Cultivating an atmosphere of respect: UNE body donor program featured in podcast
In medical students’ first year of school, they learn a difficult lesson about the delicate balance between viewing patients as people and also doing their jobs to treat them. Anatomy class is where first-year medical students learn about human anatomy by dissecting human cadavers, the bodies of people who intentionally donated their remains to medical education. A podcast from digital magazine Undark sheds light on the experiences of students in the anatomy lab and how it prepares them to be empathetic and thorough physicians.
For the story, journalist Kaitlyn Schwalje interviewed UNE College of Osteopathic Medicine student Jenna Wozer, (COM ’21). She described the moment she first saw her donor in the anatomy lab, and how at first, it was difficult to look at his face. “Humanizing somebody before you go to learn their anatomy is a difficult thing,” she says.

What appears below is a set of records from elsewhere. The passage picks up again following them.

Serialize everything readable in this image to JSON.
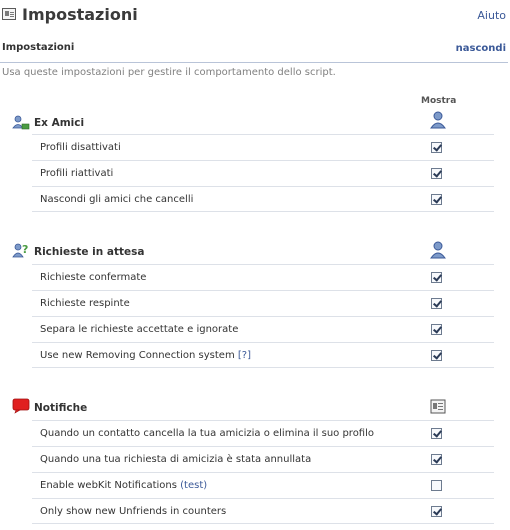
{
  "header": {
    "title": "Impostazioni",
    "help_label": "Aiuto"
  },
  "section": {
    "title": "Impostazioni",
    "hide_label": "nascondi",
    "description": "Usa queste impostazioni per gestire il comportamento dello script."
  },
  "column_header": "Mostra",
  "groups": [
    {
      "title": "Ex Amici",
      "icon": "friends-icon",
      "column_icon": "person-icon",
      "rows": [
        {
          "label": "Profili disattivati",
          "checked": true
        },
        {
          "label": "Profili riattivati",
          "checked": true
        },
        {
          "label": "Nascondi gli amici che cancelli",
          "checked": true
        }
      ]
    },
    {
      "title": "Richieste in attesa",
      "icon": "pending-requests-icon",
      "column_icon": "person-icon",
      "rows": [
        {
          "label": "Richieste confermate",
          "checked": true
        },
        {
          "label": "Richieste respinte",
          "checked": true
        },
        {
          "label": "Separa le richieste accettate e ignorate",
          "checked": true
        },
        {
          "label": "Use new Removing Connection system",
          "link": "[?]",
          "checked": true
        }
      ]
    },
    {
      "title": "Notifiche",
      "icon": "notification-bubble-icon",
      "column_icon": "settings-panel-icon",
      "rows": [
        {
          "label": "Quando un contatto cancella la tua amicizia o elimina il suo profilo",
          "checked": true
        },
        {
          "label": "Quando una tua richiesta di amicizia è stata annullata",
          "checked": true
        },
        {
          "label": "Enable webKit Notifications",
          "link": "(test)",
          "checked": false
        },
        {
          "label": "Only show new Unfriends in counters",
          "checked": true
        }
      ]
    }
  ]
}
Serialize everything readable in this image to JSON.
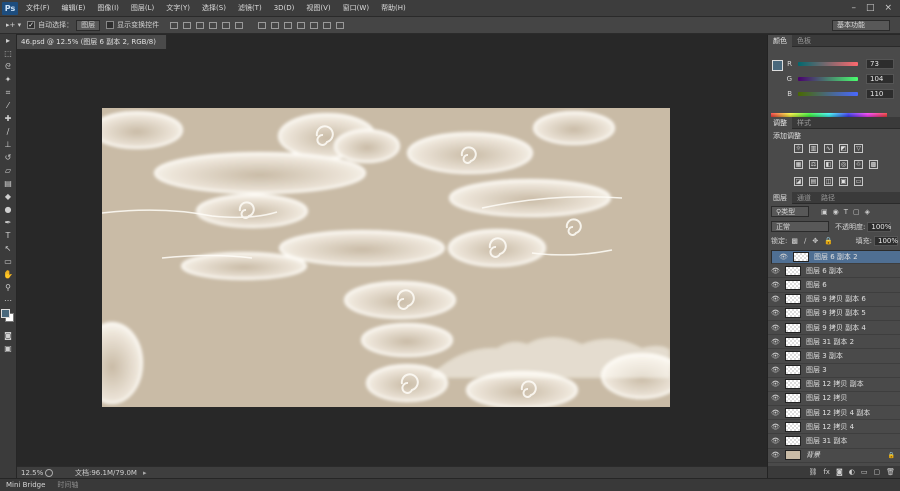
{
  "menubar": {
    "logo": "Ps",
    "items": [
      "文件(F)",
      "编辑(E)",
      "图像(I)",
      "图层(L)",
      "文字(Y)",
      "选择(S)",
      "滤镜(T)",
      "3D(D)",
      "视图(V)",
      "窗口(W)",
      "帮助(H)"
    ],
    "window_controls": [
      "minimize-icon",
      "maximize-icon",
      "close-icon"
    ]
  },
  "options": {
    "auto_select_label": "自动选择：",
    "auto_select_checked": true,
    "auto_select_value": "图层",
    "show_transform_label": "显示变换控件",
    "workspace": "基本功能"
  },
  "document": {
    "tab_title": "46.psd @ 12.5% (图层 6 副本 2, RGB/8)",
    "zoom": "12.5%",
    "doc_info": "文档:96.1M/79.0M",
    "canvas_color": "#c9bba6"
  },
  "bottom_tabs": [
    "Mini Bridge",
    "时间轴"
  ],
  "color_panel": {
    "tabs": [
      "颜色",
      "色板"
    ],
    "fg_color": "#49687c",
    "channels": [
      {
        "label": "R",
        "value": "73"
      },
      {
        "label": "G",
        "value": "104"
      },
      {
        "label": "B",
        "value": "110"
      }
    ]
  },
  "adjust_panel": {
    "tabs": [
      "调整",
      "样式"
    ],
    "title": "添加调整"
  },
  "layers_panel": {
    "tabs": [
      "图层",
      "通道",
      "路径"
    ],
    "filter": "类型",
    "blend_mode": "正常",
    "opacity_label": "不透明度:",
    "opacity": "100%",
    "lock_label": "锁定:",
    "fill_label": "填充:",
    "fill": "100%",
    "layers": [
      {
        "name": "图层 6 副本 2",
        "selected": true
      },
      {
        "name": "图层 6 副本"
      },
      {
        "name": "图层 6"
      },
      {
        "name": "图层 9 拷贝 副本 6"
      },
      {
        "name": "图层 9 拷贝 副本 5"
      },
      {
        "name": "图层 9 拷贝 副本 4"
      },
      {
        "name": "图层 31 副本 2"
      },
      {
        "name": "图层 3 副本"
      },
      {
        "name": "图层 3"
      },
      {
        "name": "图层 12 拷贝 副本"
      },
      {
        "name": "图层 12 拷贝"
      },
      {
        "name": "图层 12 拷贝 4 副本"
      },
      {
        "name": "图层 12 拷贝 4"
      },
      {
        "name": "图层 31 副本"
      },
      {
        "name": "背景",
        "background": true
      }
    ]
  }
}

As Schwalje explains, human anatomical education has moved in recent years to a humanistic model where a cadaver is a viewed as a medical student’s first patient. She describes how medical schools have worked to cultivate atmosphere of respect. To illustrate this, Schwalje attended and recorded UNE COM’s annual body donor memorial service, which honors those who have donated their bodies to medical education as well as their families. For the medical students like Wozer who attend the ceremony, it’s an opportunity to reflect on the people who made the conscious choice to use their bodies to help student doctors learn.
“I remember the first time I saw my donor I was struck by the fact that the person had lived a whole life, and now they were here before me.”